Fellow Time Travelers

For Wilshire Baptist Church

It’s the strangest sensation to poke around on Facebook and click through a string of friends of friends of friends and suddenly peek into the lives of people you once were close to but you haven’t seen in decades and haven’t even thought about. 

There’s Truett, for example, who I went to grade school with and lost touch with when his family moved away. He was a nice kid and we had sleepovers a few times and played guitars together on the playground. But now he owns a vending machine business in Florida and he’s big into skydiving and has photos of himself and dozens of other divers creating snowflakes and other complex formations high above the earth. And then there’s Eric, who was a neighbor a few houses down and a little bit on the wild side, starting fires with matches and running across rooftops. It appears that he grew up to be a military man and is into muscle cars up in the Pacific Northwest. Both Eric and Truett were playmates for a season, but somewhere between grade school and high school they disappeared.

There are others out there that have been lost to the years, and I see them now 40 or even 50 years later on social media and I think, “Now wait a minute: How did they get from Point A to Point B? And how did they get there without me because we were so involved with each other’s lives once upon a time?”

These are discoveries that my parents couldn’t make about their friends when they were my age without going back to class reunions. I’m so glad I don’t have to do that because I find those gatherings awkward and uncomfortable. Now all that information is just a few clicks away, and it’s interesting in a weird, time travel kind of way to see where people are and what they’ve become. But social media has a way of bending time and space that feels edgy and unsettling. Forty years ago seems so close, and yet I see wrinkled, gray-haired men and women on the computer screen and I almost feel like I can’t breathe. Actually, I almost feel like this life isn’t real — like I’m an actor in a play or a character in one of my own dreams.

I saw an obit in the paper with a name that seemed familiar and I followed the trail on social media to an old friend from high school who I’d not thought about in decades and that really made me sad. And yet there’s probably no way we can keep all of these friends close to us. There’s just not enough time or space or room to hold and keep them all. 

Leaving school days behind, I’ve worked a lot of different places, and I’ve usually left with at least one good friend who has transcended that brief work time together.
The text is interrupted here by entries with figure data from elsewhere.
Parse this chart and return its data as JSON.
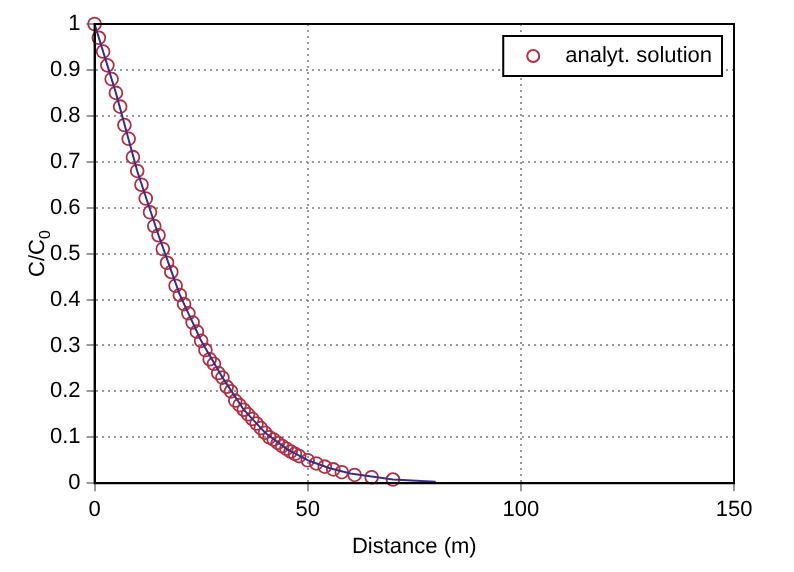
{
  "chart_data": {
    "type": "scatter",
    "xlabel": "Distance (m)",
    "ylabel": "C/C$_{0}$",
    "xlim": [
      0,
      150
    ],
    "xticks": [
      0,
      50,
      100,
      150
    ],
    "ylim": [
      0,
      1
    ],
    "yticks": [
      0,
      0.1,
      0.2,
      0.3,
      0.4,
      0.5,
      0.6,
      0.7,
      0.8,
      0.9,
      1
    ],
    "grid": true,
    "legend": "top right",
    "series": [
      {
        "type": "line",
        "color": "#3a2f80",
        "marker": "none",
        "x": [
          0,
          5,
          10,
          15,
          20,
          25,
          30,
          35,
          40,
          45,
          50,
          55,
          60,
          70,
          80
        ],
        "values": [
          1,
          0.85,
          0.68,
          0.54,
          0.41,
          0.31,
          0.23,
          0.16,
          0.11,
          0.075,
          0.05,
          0.033,
          0.021,
          0.008,
          0.003
        ]
      },
      {
        "name": "analyt. solution",
        "color": "#b03045",
        "marker": "circle",
        "x": [
          0,
          1,
          2,
          3,
          4,
          5,
          6,
          7,
          8,
          9,
          10,
          11,
          12,
          13,
          14,
          15,
          16,
          17,
          18,
          19,
          20,
          21,
          22,
          23,
          24,
          25,
          26,
          27,
          28,
          29,
          30,
          31,
          32,
          33,
          34,
          35,
          36,
          37,
          38,
          39,
          40,
          41,
          42,
          43,
          44,
          45,
          46,
          47,
          48,
          50,
          52,
          54,
          56,
          58,
          61,
          65,
          70
        ],
        "values": [
          1,
          0.97,
          0.94,
          0.91,
          0.88,
          0.85,
          0.82,
          0.78,
          0.75,
          0.71,
          0.68,
          0.65,
          0.62,
          0.59,
          0.56,
          0.54,
          0.51,
          0.48,
          0.46,
          0.43,
          0.41,
          0.39,
          0.37,
          0.35,
          0.33,
          0.31,
          0.29,
          0.27,
          0.26,
          0.24,
          0.23,
          0.21,
          0.2,
          0.18,
          0.17,
          0.16,
          0.15,
          0.14,
          0.13,
          0.12,
          0.11,
          0.1,
          0.095,
          0.088,
          0.081,
          0.075,
          0.069,
          0.064,
          0.059,
          0.05,
          0.043,
          0.036,
          0.03,
          0.024,
          0.018,
          0.013,
          0.008
        ]
      }
    ]
  }
}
It’s mostly happened naturally because as an introvert I have trouble handling multiple relationships, but give me one or two good connections and I’m happy. These friends add pieces to the puzzle of our lives and help complete the picture that we see on our last days — or that people see of us.

I believe God is the author of our lives, and these friends, whether brief or long-term, are gifts. Some will travel every turn of the road with us, some will accompany us for brief segments of the trip, and some are just characters we encounter at the rest stops along the way. But each one of them is a gift.